Project USB Box
Imagine, if you will, that you are the newly elected president of a once communist nation. You’ve successfully navigated your way through a non-violent revolution and you’re looking to appoint some really serious political advisors.
Putting Frank Zappa and Lou Reed at the top of your list might be considered eccentric, but that’s exactly what Václav Havel did when he became the first president of the new Czech Republic, following the so-called “velvet revolution”.
Now, I don’t know about you, but I find it hard to dislike any leader who could appoint Frank Zappa to advise his government on trade, culture and tourism. And if the Czech Republic’s trade and economic performance is anything to go by, he must have given some better advice than the bankers who were guiding economic policy in most countries over the last 20 years.
Which brings us, in a roundabout fashion, to the Project USB Box. Oh yes, it really does.
Czech it out
Project Audio Systems is, of course, better known for its range of turntables. Manufactured in the Czech Republic (did you spot the link?), Project turntables have a reputation for idiosyncratic design, with quality that belies their comparatively modest cost.
Also built at Project’s Litovel plant, the USB Box is part of a rapidly expanding range of electronics that includes phono stages, speed controllers, amplifiers, pre amps, a tuner and several iPod docks. All packaged in neat alloy boxes with a footprint of just 103x141mm.
As its somewhat prosaic name implies, the USB Box is a USB DAC that’s designed to replace the sound card or conventional audio output from a computer (PC, Mac or Linux system). Based on a 16-bit Burr-Brown DAC, the little box provides a single sampling rate (44.1kHz) and line output, that’s all.
Power without control(s)
First impressions of the USB Box are limited, but not at all in a bad way. There just isn’t that much to report. The simple exterior boasts no controls whatsoever, and there are only three sockets on the back.
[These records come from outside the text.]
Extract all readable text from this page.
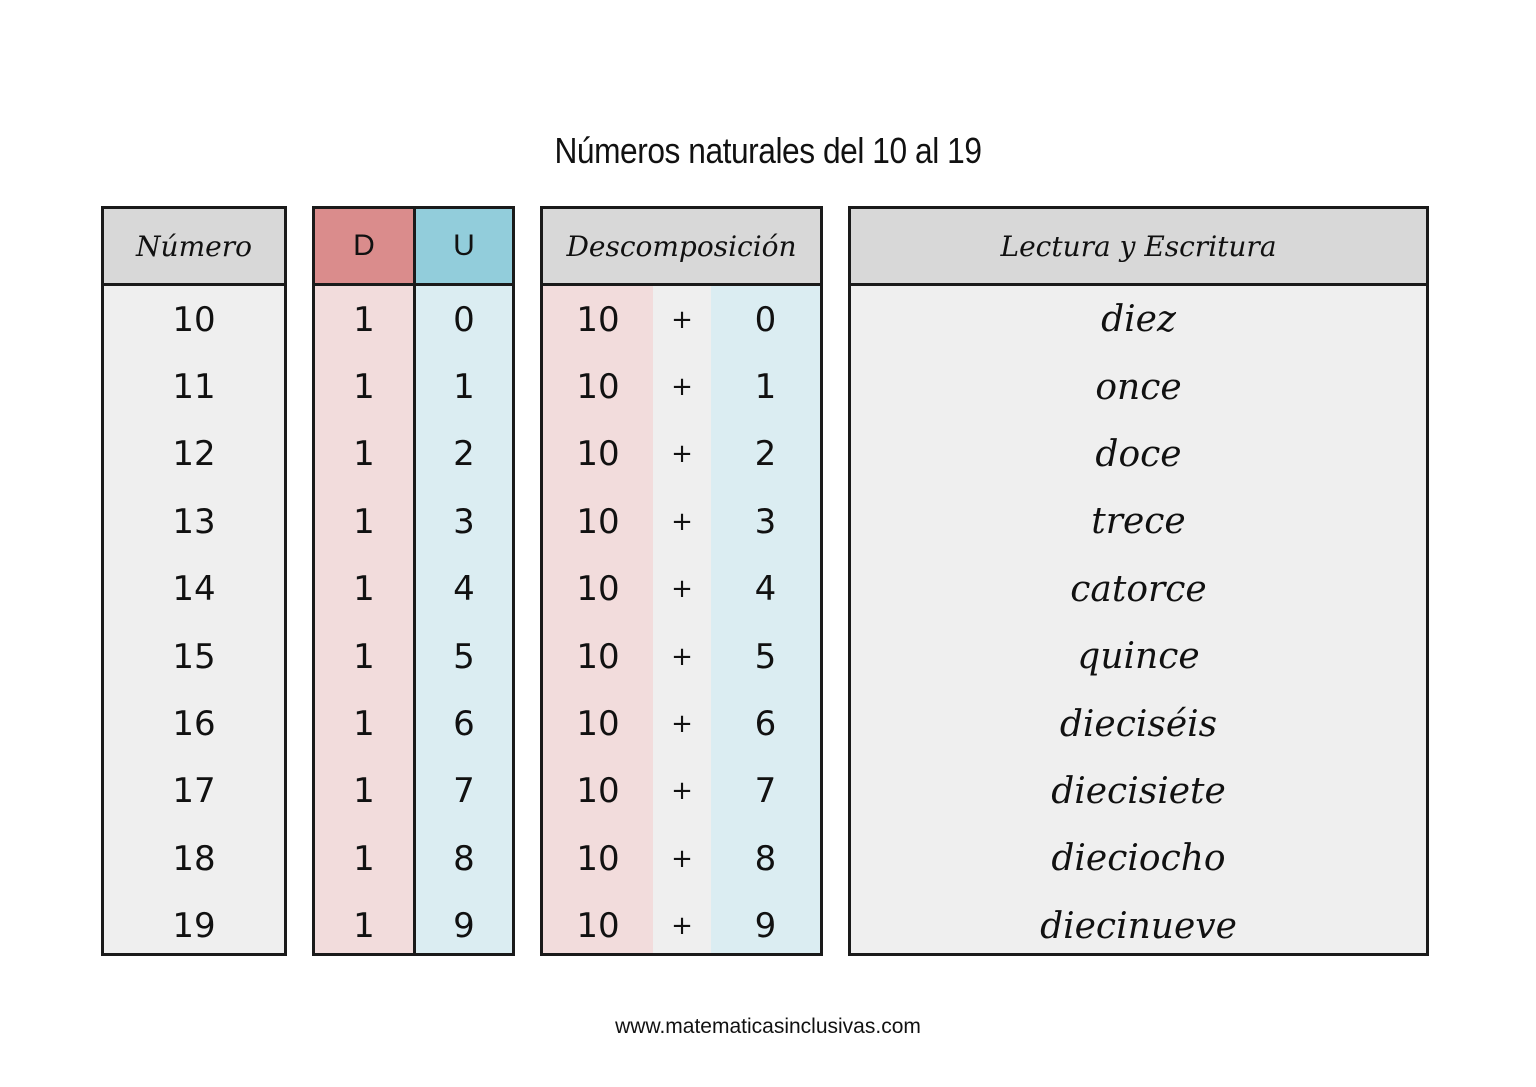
Números naturales del 10 al 19
Número
10
11
12
13
14
15
16
17
18
19
D
1
1
1
1
1
1
1
1
1
1
U
0
1
2
3
4
5
6
7
8
9
10
10
10
10
10
10
10
10
10
10
+
+
+
+
+
+
+
+
+
+
0
1
2
3
4
5
6
7
8
9
Descomposición	Lectura y Escritura
diez
once
doce
trece
catorce
quince
dieciséis
diecisiete
dieciocho
diecinueve
www.matematicasinclusivas.com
At just over half a kilo, the tiny box is, however, surprisingly heavy. Perhaps that’s a nod to Eastern European engineering of old.
Compared to some of the digital audio accessories I’ve tried recently, the ProJect box is laughably simple to set up. I plugged in the USB cable and a spare AudioQuest interconnect I had hanging around, and that was it, everything worked. However, that very simplicity also conceals a potential weakness.
The USB box has been designed to draw its power from the USB connection. And while that means there was no additional power supply to worry about, I had immediate reservations about the simplicity. Even a line level output needs reasonable headroom to allow for musical dynamics, but would the USB port be able to provide it?
Slav to the rhythm
There was only one way to find out, so I fired up something dramatic and not a little industrial; a stirring rendition by the Chicago Symphony Orchestra of the anvil chorus from Verdi’s Il Trovatore (ripped from CD as an Apple Lossless file). But while the anvils were certainly singing along joyously, the rest of the piece seemed unnecessarily subdued. Everything was present and correct, the massed voices clearly articulated, and a wide soundstage with everything arranged in its rightful place. But it was all just a little less vigorous than I expected.
Changing the source from a laptop running on battery power to an iMac plugged into the mains made an immediate difference. What had been soft and unchallenging (if perfectly pleasant) became a lot more involving. There was more muscle to the hammers and more body to the chorus.
Of course, sometimes a more relaxed presentation is just what’s required. The Project is relatively kind to low-bitrate files, without sacrificing high frequency articulation or detail. On Under My Skin from her debut albumette Extended Play, Gin Wigmore’s trebley squawk can be a tiring listen – even with iTunes Plus high quality (sic) files at 256kbit/sec – but through the USB Box the naturalness and edge of her voice is given room to express itself. There’s an overtone of tenor in there just occasionally, and the Project shows it off.
It’s the same story with more delicate tracks. Snow Patrol’s gloriously simple acoustic cover of Teenage Dreams tells a story of aching and more grown-up passion rather than the hot frustration of the Undertone’s original. Although it’s a simple recording, the USB Box’s excellent imaging and place the acoustic guitar beautifully and adds an almost palpable sense of physical proximity to the close-miked vocal.
More velvet than revolution
Ultimately, the Project’s performance is a perfect analogue (if you’ll forgive the pun) for the changes in its home country over the last twenty years. The old eastern European heritage is there in the proletarian pricing, simplicity and robust build. But the performance is from the modern Czech Republic, a country where artists, musicians and intellectuals led the velvet revolution to turn a former Communist country into modern social democracy.
And while its presentation is definitely more velvet than revolutionary, Project’s little USB DAC really is astonishing value for money. It’s an excellent first step for anyone looking to try their own music storage revolution. It’ll also help the Czech Republic’s balance of trade just a little.
Another victory for Mr Zappa, I think.